Whether you are an employer or an employee, you need to know exactly what comes up when doing background checks.
Whether your business is small or large, you will likely need to hire new employees at some point in your business’s lifespan. Up to 40 percent of job applicants lie to some degree on their résumés. Not surprisingly, studies show a 4.8 percent rise in background searches since 2014. As a business owner, you may want to take advantage of an online service to run a thorough and free background check before extending a formal offer to a potential employee. But what does a background check consist of?
Having a clear, reliable view of where an individual worked before applying with you is vital. A list of recent employment and related descriptions usually makes up the bulk of your average résumé. However, most people who fib on their résumés are likely to alter dates and salaries to present themselves as having more experience or commanding higher compensation.
Once a background check has confirmed the employment details of a potential hire, you can move on to assessing the candidate’s work history in good faith. Keep in mind that working at the same place for an extended period of time shows commitment and can show the loyalty and work ethic of an individual.
It might not be to your benefit to enlist a new member to your working team who moves from one job to another all the time. At the same time, though, it’s just as important to understand how the job market has shifted to necessitate shifting from job to job every few years to earn more. Higher pay may even be the reason the applicant is sitting across from you in an interview. Discussing this with the applicant during interviews is a good way to determine how seriously they are looking for a new workplace and how long they see themselves staying at your company.
Did that candidate you’re eyeing really graduate from the Ivy League college listed in the application? A background check will give you this answer and peace of mind. Even though this may be listed on their résumé, you’ll want to double-check the authenticity of this information because it’s probably the second most important hiring factor after previous work experience.
The last thing you want to do is hire someone with a serious criminal record. While traffic violations often come up during a background check, more serious infractions could endanger other workers.
The mere possibility of any level of criminal activity on an applicant’s record may be reason for concern, though, depending on the job. For example, if driving a vehicle for deliveries or shipping is part of a job description, having a clean driving record may be more important for you.
While it may seem a bit outside-the-box, credit history can tell you a lot about an employee’s reliability. Learning more about the way applicants handle debts and expenses can give you insight into their ability to manage their life and priorities. A background check can reveal someone’s credit rating, and it’s generally recommended to consider higher scores because they are ultimately an indicator of responsibility and discipline, two characteristics desired in any industry.

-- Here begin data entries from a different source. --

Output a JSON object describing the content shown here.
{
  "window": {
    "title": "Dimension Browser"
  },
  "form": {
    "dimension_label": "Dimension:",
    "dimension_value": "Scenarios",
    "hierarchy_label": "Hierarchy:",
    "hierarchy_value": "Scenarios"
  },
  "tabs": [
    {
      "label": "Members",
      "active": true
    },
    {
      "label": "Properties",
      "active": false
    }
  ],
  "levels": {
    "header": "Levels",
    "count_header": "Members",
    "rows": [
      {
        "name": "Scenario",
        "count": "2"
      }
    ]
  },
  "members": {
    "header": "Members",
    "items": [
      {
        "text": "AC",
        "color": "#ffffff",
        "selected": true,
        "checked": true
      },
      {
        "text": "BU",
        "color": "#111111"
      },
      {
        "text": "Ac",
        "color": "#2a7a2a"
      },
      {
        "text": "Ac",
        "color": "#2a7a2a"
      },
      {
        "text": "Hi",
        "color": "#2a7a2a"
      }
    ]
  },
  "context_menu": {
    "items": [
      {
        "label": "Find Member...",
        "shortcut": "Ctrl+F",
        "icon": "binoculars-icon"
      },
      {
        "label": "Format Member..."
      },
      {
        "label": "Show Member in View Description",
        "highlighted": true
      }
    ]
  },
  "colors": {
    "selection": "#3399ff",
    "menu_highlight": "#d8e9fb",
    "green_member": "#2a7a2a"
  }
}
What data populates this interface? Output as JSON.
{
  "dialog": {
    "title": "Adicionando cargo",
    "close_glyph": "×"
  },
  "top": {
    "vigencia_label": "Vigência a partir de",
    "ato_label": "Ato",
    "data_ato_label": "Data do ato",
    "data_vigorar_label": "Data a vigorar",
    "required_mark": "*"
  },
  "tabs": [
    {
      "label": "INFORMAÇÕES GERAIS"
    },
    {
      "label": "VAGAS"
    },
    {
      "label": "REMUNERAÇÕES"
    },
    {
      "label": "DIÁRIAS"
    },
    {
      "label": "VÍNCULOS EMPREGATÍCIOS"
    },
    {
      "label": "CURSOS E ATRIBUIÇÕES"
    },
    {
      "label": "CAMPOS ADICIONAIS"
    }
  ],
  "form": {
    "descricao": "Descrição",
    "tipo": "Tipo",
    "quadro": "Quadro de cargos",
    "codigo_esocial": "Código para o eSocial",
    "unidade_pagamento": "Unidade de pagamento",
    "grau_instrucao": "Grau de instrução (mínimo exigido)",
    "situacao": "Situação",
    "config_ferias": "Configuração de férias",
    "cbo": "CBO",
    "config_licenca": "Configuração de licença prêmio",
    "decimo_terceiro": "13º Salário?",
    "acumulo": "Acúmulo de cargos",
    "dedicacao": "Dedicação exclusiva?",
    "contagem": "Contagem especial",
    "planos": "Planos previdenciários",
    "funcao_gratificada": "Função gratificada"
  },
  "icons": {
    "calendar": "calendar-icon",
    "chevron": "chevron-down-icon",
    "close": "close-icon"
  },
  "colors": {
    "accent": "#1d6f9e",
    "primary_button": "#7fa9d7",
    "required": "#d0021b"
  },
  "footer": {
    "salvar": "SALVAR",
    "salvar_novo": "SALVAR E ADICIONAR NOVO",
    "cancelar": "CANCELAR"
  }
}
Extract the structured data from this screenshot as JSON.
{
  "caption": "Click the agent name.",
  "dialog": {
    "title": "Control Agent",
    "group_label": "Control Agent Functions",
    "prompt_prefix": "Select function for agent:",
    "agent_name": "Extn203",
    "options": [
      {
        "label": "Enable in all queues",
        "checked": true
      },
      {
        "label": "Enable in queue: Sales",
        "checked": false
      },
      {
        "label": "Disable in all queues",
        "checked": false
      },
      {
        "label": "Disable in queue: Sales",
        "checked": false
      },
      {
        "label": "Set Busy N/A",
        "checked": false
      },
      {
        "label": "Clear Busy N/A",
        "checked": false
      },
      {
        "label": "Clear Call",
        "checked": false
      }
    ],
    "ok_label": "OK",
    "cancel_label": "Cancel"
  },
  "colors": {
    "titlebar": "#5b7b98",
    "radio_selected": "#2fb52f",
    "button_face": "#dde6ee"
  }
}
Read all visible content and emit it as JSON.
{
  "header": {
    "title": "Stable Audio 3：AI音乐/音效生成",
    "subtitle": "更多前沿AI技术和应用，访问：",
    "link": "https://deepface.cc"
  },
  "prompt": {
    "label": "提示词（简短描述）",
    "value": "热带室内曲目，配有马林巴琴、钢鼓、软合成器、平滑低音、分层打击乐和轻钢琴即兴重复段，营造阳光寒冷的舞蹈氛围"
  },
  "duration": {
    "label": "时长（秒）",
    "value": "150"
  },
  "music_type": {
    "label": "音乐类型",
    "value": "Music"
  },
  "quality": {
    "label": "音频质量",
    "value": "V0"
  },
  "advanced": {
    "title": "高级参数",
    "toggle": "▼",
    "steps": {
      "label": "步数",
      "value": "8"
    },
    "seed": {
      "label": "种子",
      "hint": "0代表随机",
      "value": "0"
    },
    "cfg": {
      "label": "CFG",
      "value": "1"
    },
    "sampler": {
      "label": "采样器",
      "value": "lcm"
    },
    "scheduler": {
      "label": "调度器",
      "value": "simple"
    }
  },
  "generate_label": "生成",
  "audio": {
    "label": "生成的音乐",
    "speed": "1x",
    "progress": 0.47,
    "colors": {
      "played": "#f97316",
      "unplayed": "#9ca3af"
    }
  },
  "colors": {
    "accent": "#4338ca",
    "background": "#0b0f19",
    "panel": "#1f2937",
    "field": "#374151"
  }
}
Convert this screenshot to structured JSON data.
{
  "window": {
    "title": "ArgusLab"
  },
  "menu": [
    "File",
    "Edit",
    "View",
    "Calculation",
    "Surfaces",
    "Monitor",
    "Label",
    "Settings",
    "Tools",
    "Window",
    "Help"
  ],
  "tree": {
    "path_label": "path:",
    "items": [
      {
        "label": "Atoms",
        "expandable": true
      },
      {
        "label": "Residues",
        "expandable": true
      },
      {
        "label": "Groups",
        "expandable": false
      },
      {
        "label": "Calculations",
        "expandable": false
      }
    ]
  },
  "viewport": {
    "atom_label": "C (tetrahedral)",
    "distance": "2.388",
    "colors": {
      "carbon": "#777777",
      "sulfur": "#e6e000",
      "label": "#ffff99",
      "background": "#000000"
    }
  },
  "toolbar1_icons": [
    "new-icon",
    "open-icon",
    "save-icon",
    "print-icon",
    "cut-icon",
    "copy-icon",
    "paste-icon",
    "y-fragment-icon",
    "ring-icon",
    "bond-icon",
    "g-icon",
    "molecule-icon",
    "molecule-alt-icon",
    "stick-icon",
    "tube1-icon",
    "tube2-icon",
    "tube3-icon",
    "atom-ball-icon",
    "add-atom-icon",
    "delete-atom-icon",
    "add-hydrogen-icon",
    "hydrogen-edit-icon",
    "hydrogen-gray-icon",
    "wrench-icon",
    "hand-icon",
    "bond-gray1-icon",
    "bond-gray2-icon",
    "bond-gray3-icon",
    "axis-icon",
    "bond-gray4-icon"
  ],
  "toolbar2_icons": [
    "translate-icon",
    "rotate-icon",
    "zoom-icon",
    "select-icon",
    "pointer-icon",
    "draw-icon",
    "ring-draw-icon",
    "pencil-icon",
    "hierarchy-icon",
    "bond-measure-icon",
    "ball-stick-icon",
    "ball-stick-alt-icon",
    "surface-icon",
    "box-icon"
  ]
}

Making the right hire is pivotal if you want your business to succeed. While an applicant may present a certain way, digging a little deeper with a background check is an excellent way to learn more about how a job-seeker may operate. While past activity is not always an indicator of the way an employee may behave currently, multiple red flags may give you pause or require further investigation through reference checks before you make a hiring decision. Don’t think twice about running a background check on a potential hire. You may thank yourself for having the diligence to do so.